Before injection, the bone marrow stem cells were labeled with “quantum dots,” which are a biocompatible, fluorescent semiconductor created using nanotechnology. The quantum dots emit near-infrared light. Near-infrared light has very long wavelengths that penetrate bone and skin, which allowed the researchers to noninvasively monitor the stem cells for four weeks after transplantation.

Using this in vivo combination of optical imaging and carotid injection, Osanai and colleagues observed the bone marrow-derived stem cells enter the brain on the “first pass,” without entering general circulation. Within three hours, the stem cells began to migrate from the smallest brain blood vessels (capillaries) into the area of brain injury.

After four weeks, rats treated with stem cells showed significant recovery of motor function (movement), while untreated rats showed no such recovery.

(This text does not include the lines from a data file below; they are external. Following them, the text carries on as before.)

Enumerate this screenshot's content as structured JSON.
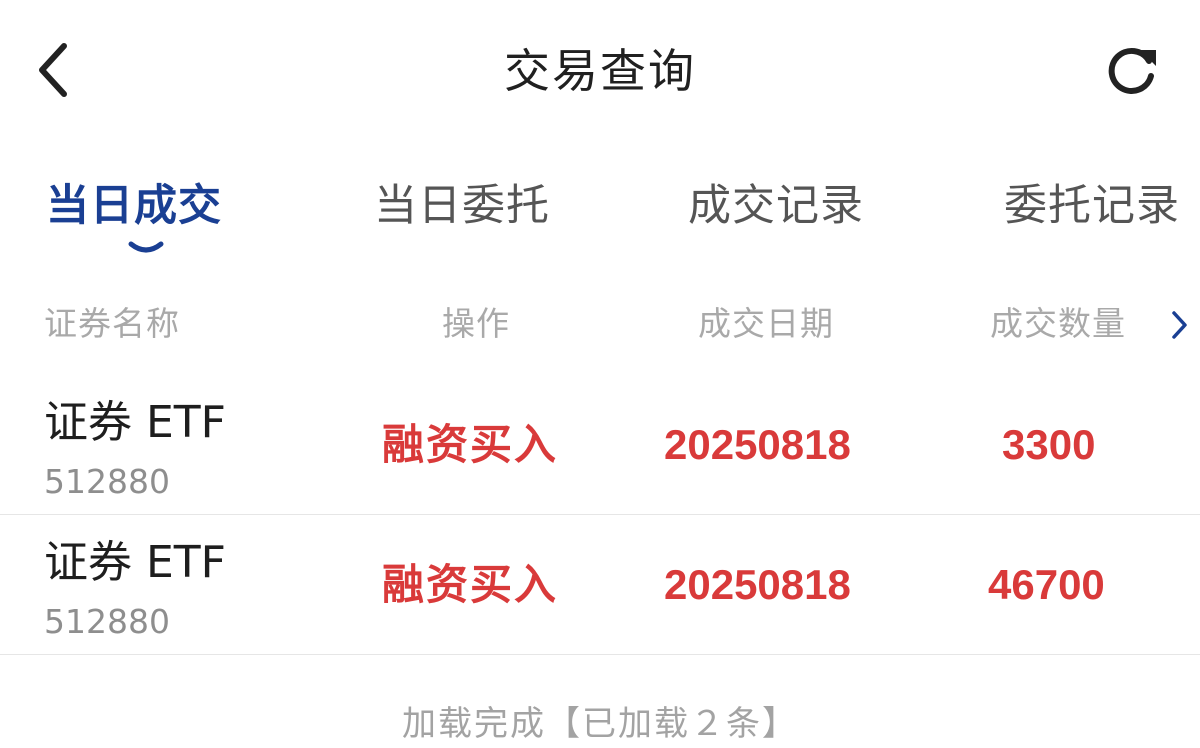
{
  "header": {
    "title": "交易查询",
    "back_icon": "chevron-left-icon",
    "refresh_icon": "refresh-icon"
  },
  "tabs": [
    {
      "label": "当日成交",
      "active": true
    },
    {
      "label": "当日委托",
      "active": false
    },
    {
      "label": "成交记录",
      "active": false
    },
    {
      "label": "委托记录",
      "active": false
    }
  ],
  "table": {
    "headers": [
      "证券名称",
      "操作",
      "成交日期",
      "成交数量"
    ],
    "more_icon": "chevron-right-icon",
    "rows": [
      {
        "name": "证券 ETF",
        "code": "512880",
        "operation": "融资买入",
        "date": "20250818",
        "quantity": "3300"
      },
      {
        "name": "证券 ETF",
        "code": "512880",
        "operation": "融资买入",
        "date": "20250818",
        "quantity": "46700"
      }
    ]
  },
  "footer": {
    "status": "加载完成【已加载２条】"
  },
  "colors": {
    "accent": "#1a3f93",
    "buy_red": "#d93a3a",
    "muted": "#a9a9a9"
  }
}
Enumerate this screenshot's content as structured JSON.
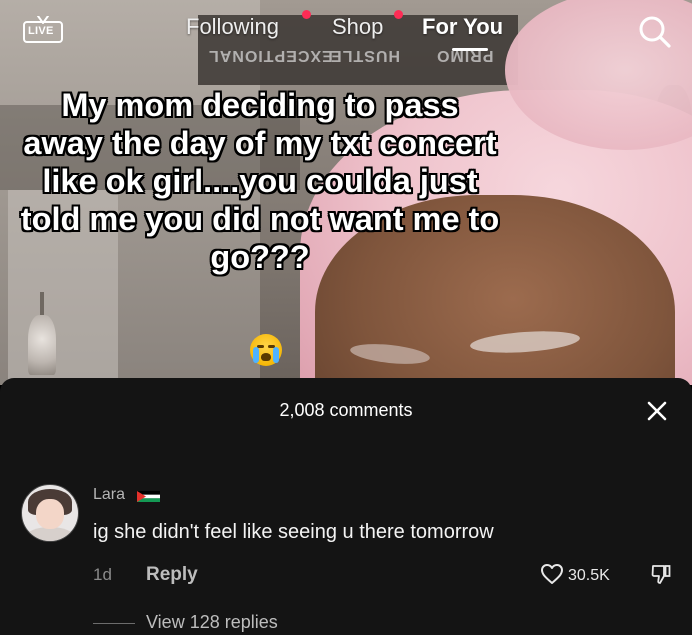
{
  "top_bar": {
    "live_label": "LIVE",
    "tabs": [
      {
        "label": "Following",
        "has_dot": true
      },
      {
        "label": "Shop",
        "has_dot": true
      },
      {
        "label": "For You",
        "active": true
      }
    ],
    "mirrored_watermark": [
      "EXCEPTIONAL",
      "HUSTLE",
      "PRIMO"
    ],
    "search_icon": "search-icon"
  },
  "video": {
    "caption": "My mom deciding to pass away the day of my txt concert like ok girl....you coulda just told me you did not want me to go???",
    "emoji": "loudly-crying-face"
  },
  "comments": {
    "count_label": "2,008 comments",
    "close_icon": "close-icon",
    "items": [
      {
        "author": "Lara",
        "flag": "palestine-flag",
        "text": "ig she didn't feel like seeing u there tomorrow",
        "age": "1d",
        "reply_label": "Reply",
        "likes": "30.5K",
        "view_replies_label": "View 128 replies"
      }
    ]
  },
  "colors": {
    "accent_dot": "#fe2c55",
    "sheet_bg": "#141414"
  }
}
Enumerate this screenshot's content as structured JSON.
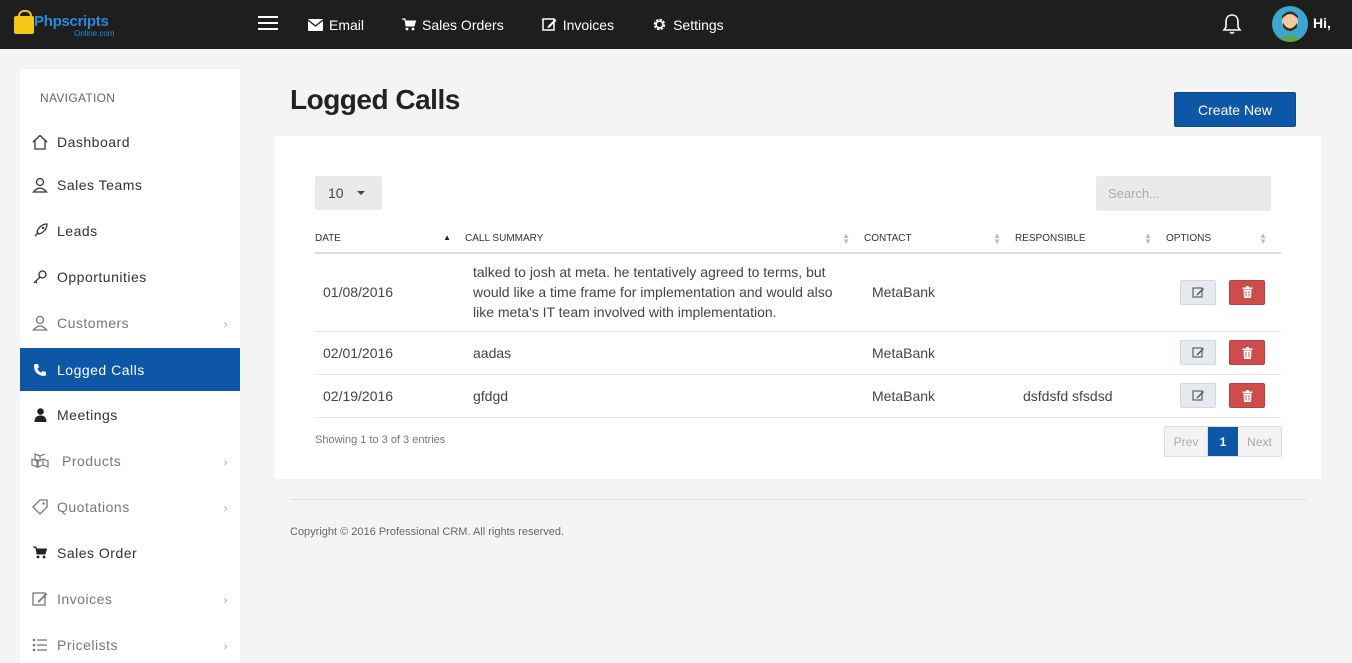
{
  "header": {
    "logo_main": "Phpscripts",
    "logo_sub": "Online.com",
    "nav": [
      {
        "label": "Email",
        "icon": "envelope-icon"
      },
      {
        "label": "Sales Orders",
        "icon": "cart-icon"
      },
      {
        "label": "Invoices",
        "icon": "edit-icon"
      },
      {
        "label": "Settings",
        "icon": "gear-icon"
      }
    ],
    "greeting": "Hi,"
  },
  "sidebar": {
    "heading": "NAVIGATION",
    "items": [
      {
        "label": "Dashboard",
        "icon": "home-icon"
      },
      {
        "label": "Sales Teams",
        "icon": "user-outline-icon"
      },
      {
        "label": "Leads",
        "icon": "rocket-icon"
      },
      {
        "label": "Opportunities",
        "icon": "key-icon"
      },
      {
        "label": "Customers",
        "icon": "user-icon"
      },
      {
        "label": "Logged Calls",
        "icon": "phone-icon"
      },
      {
        "label": "Meetings",
        "icon": "person-icon"
      },
      {
        "label": "Products",
        "icon": "cubes-icon"
      },
      {
        "label": "Quotations",
        "icon": "tag-icon"
      },
      {
        "label": "Sales Order",
        "icon": "cart-icon"
      },
      {
        "label": "Invoices",
        "icon": "edit-icon"
      },
      {
        "label": "Pricelists",
        "icon": "list-icon"
      }
    ]
  },
  "main": {
    "title": "Logged Calls",
    "create_label": "Create New",
    "page_length": "10",
    "search_placeholder": "Search...",
    "columns": [
      "DATE",
      "CALL SUMMARY",
      "CONTACT",
      "RESPONSIBLE",
      "OPTIONS"
    ],
    "rows": [
      {
        "date": "01/08/2016",
        "summary": "talked to josh at meta. he tentatively agreed to terms, but would like a time frame for implementation and would also like meta's IT team involved with implementation.",
        "contact": "MetaBank",
        "responsible": ""
      },
      {
        "date": "02/01/2016",
        "summary": "aadas",
        "contact": "MetaBank",
        "responsible": ""
      },
      {
        "date": "02/19/2016",
        "summary": "gfdgd",
        "contact": "MetaBank",
        "responsible": "dsfdsfd sfsdsd"
      }
    ],
    "info": "Showing 1 to 3 of 3 entries",
    "pager": {
      "prev": "Prev",
      "current": "1",
      "next": "Next"
    }
  },
  "footer": {
    "copyright": "Copyright © 2016 Professional CRM. All rights reserved."
  },
  "colors": {
    "topbar": "#1e1e1e",
    "accent": "#0e56a6",
    "delete": "#cf4c4c"
  }
}
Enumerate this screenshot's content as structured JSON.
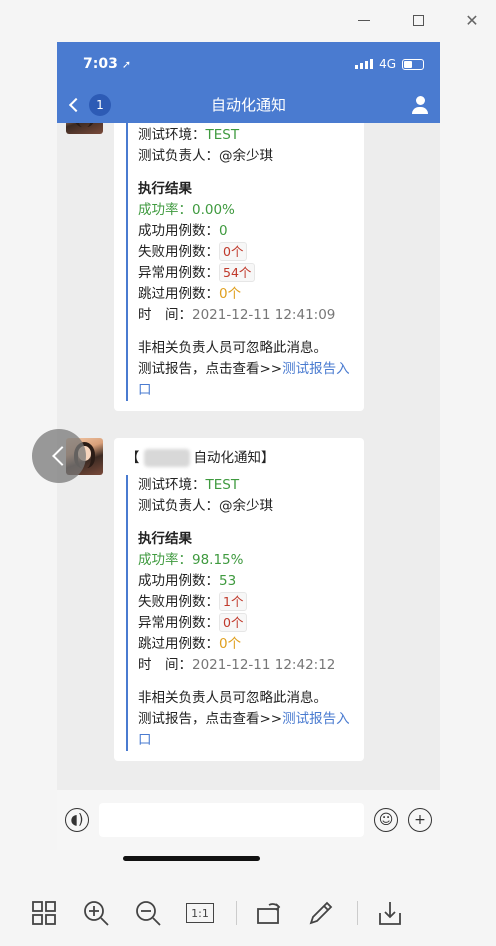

Examination of the treated brains confirmed that the stem cells had transformed into different types of brain cells and participated in healing of the injured brain area.

Stem cells from bone marrow are likely to become an important new treatment for patients with traumatic brain injuries and stroke. Bone marrow stem cells, like the ones used in this study, are a promising source of donor cells. However, despite the many questions that remain regarding the optimal timing, dose, and route of stem cell delivery.

In the new animal experiments, stem cell transplantation was performed one week after a traumatic brain injury, which is a “clinically relevant” time, since it takes at least that long to develop stem cells from bone marrow. Injecting such stem cells into the carotid artery is a relatively simple procedure that delivers the cells directly to the brain.

These experiments also add to the evidence that stem cell treatment can promote healing after traumatic brain injury, with significant recovery of function. Osanai and colleagues wrote that, with the use of in vivo optical imaging, “The present study was the first to successfully track donor cells that were intra-arterially transplanted into the brain of living animals over four weeks.”

Some similar form of imaging technology might be useful in monitoring the effects of stem cell transplantation in humans.  However, tracking stem cells in human patients will pose challenges, as the skull and scalp are much thicker in humans than in rats.  Clearly further studies are warranted to apply in vivo optical imaging clinically.